AI in de zorg: potentie en ambities
Het kabinet benadrukt in haar regeerakkoord het belang van AI en technologie om het personeelstekort in de zorg aan te pakken. Een van de ambities is het halveren van de administratietijd vóór 2030, zodat zorgpersoneel zich kan richten op kerntaken en de werkdruk vermindert. Ook zien we een toenemende rol van AI binnen HR, bijvoorbeeld om processen te verbeteren en medewerkers efficiënter te ondersteunen.
Hoewel deze doelstellingen logisch en veelbelovend zijn, wijst onderzoek erop dat de praktijk vaak complexer is. AI gaat namelijk niet alleen over efficiëntie, maar ook over het verbeteren van de kwaliteit van zorg.

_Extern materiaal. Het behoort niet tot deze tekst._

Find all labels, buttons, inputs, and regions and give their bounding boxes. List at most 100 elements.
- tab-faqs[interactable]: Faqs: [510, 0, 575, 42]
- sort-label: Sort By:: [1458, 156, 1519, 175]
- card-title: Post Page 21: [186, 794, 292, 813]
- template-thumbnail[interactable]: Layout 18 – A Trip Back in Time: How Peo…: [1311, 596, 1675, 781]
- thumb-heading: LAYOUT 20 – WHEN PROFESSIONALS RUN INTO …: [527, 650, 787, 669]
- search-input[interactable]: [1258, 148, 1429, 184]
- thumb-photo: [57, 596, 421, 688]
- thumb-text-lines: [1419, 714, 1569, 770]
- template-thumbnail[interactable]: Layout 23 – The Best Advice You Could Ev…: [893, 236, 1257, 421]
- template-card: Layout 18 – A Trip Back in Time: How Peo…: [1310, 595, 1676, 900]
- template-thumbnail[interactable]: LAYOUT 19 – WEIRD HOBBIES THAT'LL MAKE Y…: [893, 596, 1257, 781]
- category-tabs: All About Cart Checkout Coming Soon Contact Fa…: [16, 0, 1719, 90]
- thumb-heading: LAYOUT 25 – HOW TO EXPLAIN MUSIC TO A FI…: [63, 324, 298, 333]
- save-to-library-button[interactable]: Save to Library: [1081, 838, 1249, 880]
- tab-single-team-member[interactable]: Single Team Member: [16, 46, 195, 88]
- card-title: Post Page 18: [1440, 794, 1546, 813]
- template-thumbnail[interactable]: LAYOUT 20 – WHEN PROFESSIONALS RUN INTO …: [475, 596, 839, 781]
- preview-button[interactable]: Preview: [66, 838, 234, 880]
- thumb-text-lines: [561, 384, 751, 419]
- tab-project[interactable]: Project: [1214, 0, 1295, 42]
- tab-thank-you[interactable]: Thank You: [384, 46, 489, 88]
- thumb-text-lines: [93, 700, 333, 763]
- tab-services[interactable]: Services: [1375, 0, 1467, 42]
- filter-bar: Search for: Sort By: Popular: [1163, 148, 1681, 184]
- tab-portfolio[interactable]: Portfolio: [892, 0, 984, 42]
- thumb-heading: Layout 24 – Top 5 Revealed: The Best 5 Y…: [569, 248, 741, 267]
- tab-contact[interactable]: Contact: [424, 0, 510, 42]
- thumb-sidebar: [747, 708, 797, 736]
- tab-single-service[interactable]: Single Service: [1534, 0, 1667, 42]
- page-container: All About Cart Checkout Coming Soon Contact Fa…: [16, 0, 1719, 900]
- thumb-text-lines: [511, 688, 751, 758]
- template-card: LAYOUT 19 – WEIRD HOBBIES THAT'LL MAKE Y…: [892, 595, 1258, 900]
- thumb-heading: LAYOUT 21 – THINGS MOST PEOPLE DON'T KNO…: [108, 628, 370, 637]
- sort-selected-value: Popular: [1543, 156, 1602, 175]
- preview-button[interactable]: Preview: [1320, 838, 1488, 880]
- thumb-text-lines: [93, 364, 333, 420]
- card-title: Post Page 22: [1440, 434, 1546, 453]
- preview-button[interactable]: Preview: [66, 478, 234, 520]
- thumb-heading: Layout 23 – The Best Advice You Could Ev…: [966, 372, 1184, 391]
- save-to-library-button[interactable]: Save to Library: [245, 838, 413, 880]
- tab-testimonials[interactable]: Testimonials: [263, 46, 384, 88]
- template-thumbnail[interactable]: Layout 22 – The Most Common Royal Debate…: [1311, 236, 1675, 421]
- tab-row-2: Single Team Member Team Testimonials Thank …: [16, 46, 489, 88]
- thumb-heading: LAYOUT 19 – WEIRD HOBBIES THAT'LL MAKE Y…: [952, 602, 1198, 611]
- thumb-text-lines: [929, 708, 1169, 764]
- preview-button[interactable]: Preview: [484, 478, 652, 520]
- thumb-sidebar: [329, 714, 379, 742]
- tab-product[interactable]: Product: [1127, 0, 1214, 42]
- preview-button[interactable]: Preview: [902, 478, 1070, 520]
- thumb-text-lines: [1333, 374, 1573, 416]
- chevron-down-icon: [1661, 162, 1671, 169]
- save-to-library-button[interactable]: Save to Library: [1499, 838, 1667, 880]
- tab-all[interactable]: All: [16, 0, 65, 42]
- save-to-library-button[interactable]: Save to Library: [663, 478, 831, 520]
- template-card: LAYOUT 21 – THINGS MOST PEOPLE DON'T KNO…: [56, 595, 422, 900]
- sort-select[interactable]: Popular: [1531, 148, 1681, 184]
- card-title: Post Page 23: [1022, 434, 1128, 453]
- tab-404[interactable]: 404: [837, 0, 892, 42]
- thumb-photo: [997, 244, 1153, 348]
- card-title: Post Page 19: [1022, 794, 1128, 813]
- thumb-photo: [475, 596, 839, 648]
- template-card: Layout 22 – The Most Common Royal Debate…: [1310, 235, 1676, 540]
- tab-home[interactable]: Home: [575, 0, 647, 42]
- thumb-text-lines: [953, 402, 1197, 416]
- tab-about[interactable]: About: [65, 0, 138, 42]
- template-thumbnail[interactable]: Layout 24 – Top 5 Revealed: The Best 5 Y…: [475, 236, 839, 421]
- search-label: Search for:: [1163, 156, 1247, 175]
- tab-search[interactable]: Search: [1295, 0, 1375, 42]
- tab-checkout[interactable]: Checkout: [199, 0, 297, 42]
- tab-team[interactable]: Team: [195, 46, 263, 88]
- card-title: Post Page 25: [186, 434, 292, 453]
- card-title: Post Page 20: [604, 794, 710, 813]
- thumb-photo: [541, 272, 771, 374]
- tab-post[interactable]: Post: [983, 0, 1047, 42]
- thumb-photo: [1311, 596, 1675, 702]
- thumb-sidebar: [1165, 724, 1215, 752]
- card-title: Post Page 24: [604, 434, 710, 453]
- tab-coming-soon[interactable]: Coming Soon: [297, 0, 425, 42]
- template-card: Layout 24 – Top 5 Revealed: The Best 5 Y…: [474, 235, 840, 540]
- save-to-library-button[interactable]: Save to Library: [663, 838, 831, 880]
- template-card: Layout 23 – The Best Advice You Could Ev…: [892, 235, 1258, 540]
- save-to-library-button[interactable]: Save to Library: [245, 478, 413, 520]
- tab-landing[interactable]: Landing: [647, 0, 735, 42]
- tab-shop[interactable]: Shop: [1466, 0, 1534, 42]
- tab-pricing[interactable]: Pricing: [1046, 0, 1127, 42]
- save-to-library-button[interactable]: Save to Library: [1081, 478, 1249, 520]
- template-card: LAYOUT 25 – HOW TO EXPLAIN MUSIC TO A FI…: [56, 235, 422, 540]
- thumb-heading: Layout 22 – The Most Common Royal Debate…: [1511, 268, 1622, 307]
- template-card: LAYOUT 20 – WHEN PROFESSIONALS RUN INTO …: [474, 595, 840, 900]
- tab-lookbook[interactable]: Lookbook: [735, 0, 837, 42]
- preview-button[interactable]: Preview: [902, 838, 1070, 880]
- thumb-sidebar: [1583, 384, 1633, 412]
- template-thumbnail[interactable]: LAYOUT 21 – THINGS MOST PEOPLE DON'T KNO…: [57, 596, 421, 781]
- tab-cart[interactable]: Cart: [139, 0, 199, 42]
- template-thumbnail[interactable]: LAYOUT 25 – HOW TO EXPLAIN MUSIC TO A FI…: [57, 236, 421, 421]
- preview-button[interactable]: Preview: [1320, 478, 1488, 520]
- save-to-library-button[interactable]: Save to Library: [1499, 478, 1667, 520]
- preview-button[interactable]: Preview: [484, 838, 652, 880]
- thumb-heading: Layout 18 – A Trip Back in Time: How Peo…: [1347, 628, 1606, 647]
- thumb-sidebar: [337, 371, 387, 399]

AI als ondersteuner, niet als vervanger
Onderzoeker Chiara Carboni van de Erasmus School of Health Policy & Management benadrukt dat AI zorgverleners moet ondersteunen in plaats van hun expertise te vervangen. Zorgverleners hebben tijd nodig om kritisch na te denken over de resultaten die AI levert. Dit vraagt om een zorgvuldig evenwicht tussen technologie en menselijke expertise. Daarnaast moet meer waardering komen voor de dataverzameling, vaak uitgevoerd door verpleegkundigen en technici, die essentieel is voor het trainen van AI-modellen. Het juiste gebruik van AI kan de zorg verbeteren, maar verwachtingen rondom de technologie moeten realistisch blijven.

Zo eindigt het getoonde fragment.